Tag Archives: PCR

“What we know is what we get”

Myco_culture

We are all familiar with chlamydia, gonorrhoea, syphilis etc when thinking about STIs.

But when it comes to Mycoplasma genitalium, the knowledge base might be a little more patchy…

Mycoplasma genitalium has been associated with urethritis since the early 80s. However in those days, the only means of diagnosis was culture.

Have you ever tried to culture a Mycoplasma? It is not surprising that Mycoplasma genitalium was kept in the dark as a causative agent of Non-specific Urethritis (NSU) for a couple of decades. Quite simply, it was put in the ‘too difficult basket’ in terms of laboratory diagnosis.

It is only in the past few years that commercial PCR assays have become increasingly available for this pathogen. Consequently clinicians and microbiologists are becoming much more aware of it.

As a cause of urethritis it is more common than Neisseria gonorrhoeae, but less common than Chlamydia trachomatis.

Most labs still do not test for M. genitalium routinely, restricting testing to treatment failures or other special circumstances. However I think this will change in the future, and it may well be included in an NSU panel with C. trachomatis and N. gonorrhoeae.

If I was an examiner, and it is a relief to many that I am not, Mycoplasma genitalium would be one topic that I would ask about. I suspect it would be a good topic to separate the passes from the distinctions…

Michael

Click here for a short CDC review article on Mycoplasma genitalium (about a 5 minute read)

“Ignorance is bliss”

B. hominis
B. hominis

PCR for enteric pathogens is starting to take hold, both locally and internationally.

One area where there is a significant difference between traditional methods and PCR is in the area of enteric parasites.

PCR is much more sensitive than microscopy at picking up faecal parasites. This has shown great benefit when trying to diagnose conditions like Entamoeba histolytica, (not only in faeces, but also in liver abscesses as well)

So far, so good,

but there are downsides as well….

PCR for Blastocystis hominis and Dientamoeba fragilis are generally much more sensitive methods than their microscopical counterparts. This leads to high numbers of “positives” being reported, particularly in children. However these two parasites are putative pathogens at best, potentially causing symptoms in a small and select number of patients only. Most of the time they are probably just there for the ride.

Using such a sensitive assay for parasites of uncertain significance like this can thus lead to misdiagnosis, over treatment and undue anxiety. More is not always better.

Sometimes ignorance is bliss…

Michael

“Ward based PCR”

There are a couple of new systems just on the market which I suspect will revolutionise PCR testing, particularly where an urgent result is desirable. This is often the case when trying to diagnose Influenza and RSV in the acute care setting.

Cepheid and Roche have both released benchtop PCR systems for Influenza and RSV testing which can be placed in the ward/ED environment, requires minimal training and can give you a highly sensitive result for influenza/RSV in well under an hour.

“Highly sensitive” are the key words here. This is in contrast to rapid antigen tests for Influenza and RSV which although can be useful in certain circumstances, are limited in their clinical usefulness by sub-standard sensitivity. RSV and Influenza rapid antigen tests are now living on borrowed time….

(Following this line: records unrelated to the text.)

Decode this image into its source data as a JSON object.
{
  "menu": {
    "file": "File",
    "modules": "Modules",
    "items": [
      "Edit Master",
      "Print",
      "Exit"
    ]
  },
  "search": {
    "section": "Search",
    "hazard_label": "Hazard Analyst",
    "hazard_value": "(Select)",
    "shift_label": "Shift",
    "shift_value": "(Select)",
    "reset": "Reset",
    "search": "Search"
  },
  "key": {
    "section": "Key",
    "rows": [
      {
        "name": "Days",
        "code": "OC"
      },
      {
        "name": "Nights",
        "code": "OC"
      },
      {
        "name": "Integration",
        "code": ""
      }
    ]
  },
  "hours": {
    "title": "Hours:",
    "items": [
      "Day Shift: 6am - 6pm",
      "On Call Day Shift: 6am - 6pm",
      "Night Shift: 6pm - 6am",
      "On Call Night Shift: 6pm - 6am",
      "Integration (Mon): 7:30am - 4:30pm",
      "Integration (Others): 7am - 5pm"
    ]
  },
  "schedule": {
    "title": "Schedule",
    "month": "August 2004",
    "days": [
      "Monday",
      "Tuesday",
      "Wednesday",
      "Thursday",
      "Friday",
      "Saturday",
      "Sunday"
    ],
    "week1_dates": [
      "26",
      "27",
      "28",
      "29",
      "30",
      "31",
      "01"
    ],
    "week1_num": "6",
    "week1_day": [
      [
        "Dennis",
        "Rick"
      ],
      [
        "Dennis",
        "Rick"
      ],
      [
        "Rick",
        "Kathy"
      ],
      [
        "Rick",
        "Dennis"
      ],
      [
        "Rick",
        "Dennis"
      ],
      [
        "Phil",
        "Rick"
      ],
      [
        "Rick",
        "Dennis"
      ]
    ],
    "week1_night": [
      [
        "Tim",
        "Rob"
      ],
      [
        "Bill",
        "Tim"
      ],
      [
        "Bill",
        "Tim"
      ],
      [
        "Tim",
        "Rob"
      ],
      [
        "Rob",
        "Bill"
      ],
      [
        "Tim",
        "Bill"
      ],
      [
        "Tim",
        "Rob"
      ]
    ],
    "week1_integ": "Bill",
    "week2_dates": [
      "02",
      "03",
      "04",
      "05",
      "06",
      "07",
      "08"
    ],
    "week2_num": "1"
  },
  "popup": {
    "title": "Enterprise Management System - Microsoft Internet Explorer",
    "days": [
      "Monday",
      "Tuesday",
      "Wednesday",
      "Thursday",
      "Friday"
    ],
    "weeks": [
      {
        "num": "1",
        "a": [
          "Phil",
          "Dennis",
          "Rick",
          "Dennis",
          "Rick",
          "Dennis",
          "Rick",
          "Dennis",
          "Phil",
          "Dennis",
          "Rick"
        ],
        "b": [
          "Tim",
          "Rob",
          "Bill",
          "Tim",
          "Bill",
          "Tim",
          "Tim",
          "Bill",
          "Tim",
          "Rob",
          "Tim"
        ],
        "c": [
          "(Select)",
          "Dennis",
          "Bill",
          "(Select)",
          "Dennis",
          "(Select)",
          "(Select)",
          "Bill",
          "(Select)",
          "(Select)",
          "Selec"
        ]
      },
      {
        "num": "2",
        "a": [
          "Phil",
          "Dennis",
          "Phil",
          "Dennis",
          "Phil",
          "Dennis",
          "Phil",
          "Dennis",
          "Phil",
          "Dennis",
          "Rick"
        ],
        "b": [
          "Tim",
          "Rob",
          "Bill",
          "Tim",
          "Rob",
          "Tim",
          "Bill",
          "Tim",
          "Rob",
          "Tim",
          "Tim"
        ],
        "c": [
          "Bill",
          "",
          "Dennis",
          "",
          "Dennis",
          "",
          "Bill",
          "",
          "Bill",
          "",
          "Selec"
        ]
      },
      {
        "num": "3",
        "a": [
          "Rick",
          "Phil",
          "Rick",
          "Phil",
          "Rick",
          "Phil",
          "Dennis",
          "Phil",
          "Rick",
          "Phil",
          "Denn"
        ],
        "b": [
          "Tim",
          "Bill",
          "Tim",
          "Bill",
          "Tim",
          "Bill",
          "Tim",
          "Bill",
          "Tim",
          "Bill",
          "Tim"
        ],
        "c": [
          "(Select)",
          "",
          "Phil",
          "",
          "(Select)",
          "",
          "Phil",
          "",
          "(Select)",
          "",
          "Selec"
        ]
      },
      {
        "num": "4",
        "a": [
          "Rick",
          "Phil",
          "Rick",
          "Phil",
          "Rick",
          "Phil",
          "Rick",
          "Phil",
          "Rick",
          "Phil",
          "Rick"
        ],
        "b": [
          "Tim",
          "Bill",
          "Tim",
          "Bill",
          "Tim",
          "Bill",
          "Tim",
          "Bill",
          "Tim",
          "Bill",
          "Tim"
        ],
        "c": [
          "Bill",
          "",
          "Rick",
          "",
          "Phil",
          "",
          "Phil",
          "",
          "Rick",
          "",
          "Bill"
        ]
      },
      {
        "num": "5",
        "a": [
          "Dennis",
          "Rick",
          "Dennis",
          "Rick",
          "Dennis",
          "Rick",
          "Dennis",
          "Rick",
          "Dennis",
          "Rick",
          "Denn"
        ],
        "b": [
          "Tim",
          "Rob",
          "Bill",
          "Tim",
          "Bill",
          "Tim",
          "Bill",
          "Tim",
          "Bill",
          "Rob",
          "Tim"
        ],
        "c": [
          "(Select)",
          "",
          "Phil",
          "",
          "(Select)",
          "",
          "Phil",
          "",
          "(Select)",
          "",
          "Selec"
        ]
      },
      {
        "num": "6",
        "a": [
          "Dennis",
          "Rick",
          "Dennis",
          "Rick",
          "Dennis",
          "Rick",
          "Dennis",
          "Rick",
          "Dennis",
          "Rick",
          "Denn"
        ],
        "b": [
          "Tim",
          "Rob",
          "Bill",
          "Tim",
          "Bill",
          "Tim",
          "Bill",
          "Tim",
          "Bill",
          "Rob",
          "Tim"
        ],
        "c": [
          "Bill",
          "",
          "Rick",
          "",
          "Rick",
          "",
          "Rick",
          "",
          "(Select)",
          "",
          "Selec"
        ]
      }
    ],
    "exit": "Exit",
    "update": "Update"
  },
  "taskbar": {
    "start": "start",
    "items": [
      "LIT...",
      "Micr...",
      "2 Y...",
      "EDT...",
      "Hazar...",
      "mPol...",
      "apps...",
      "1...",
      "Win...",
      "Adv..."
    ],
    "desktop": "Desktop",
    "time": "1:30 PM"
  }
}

The other highlight is “under an hour”. This allows real-time management of the patient in the ED./acute assessment ward (including treatment, isolation, cohorting, discharge etc.) based on the result of the PCR test.

The big downsides of course are the cost and the “one at a time access”. More expensive (the cost will come down)than traditional batched PCRs it might be a while before such testing systems become commonplace. (A lot depends on the funding model of your healthcare system.)

But they will, you can be sure of that.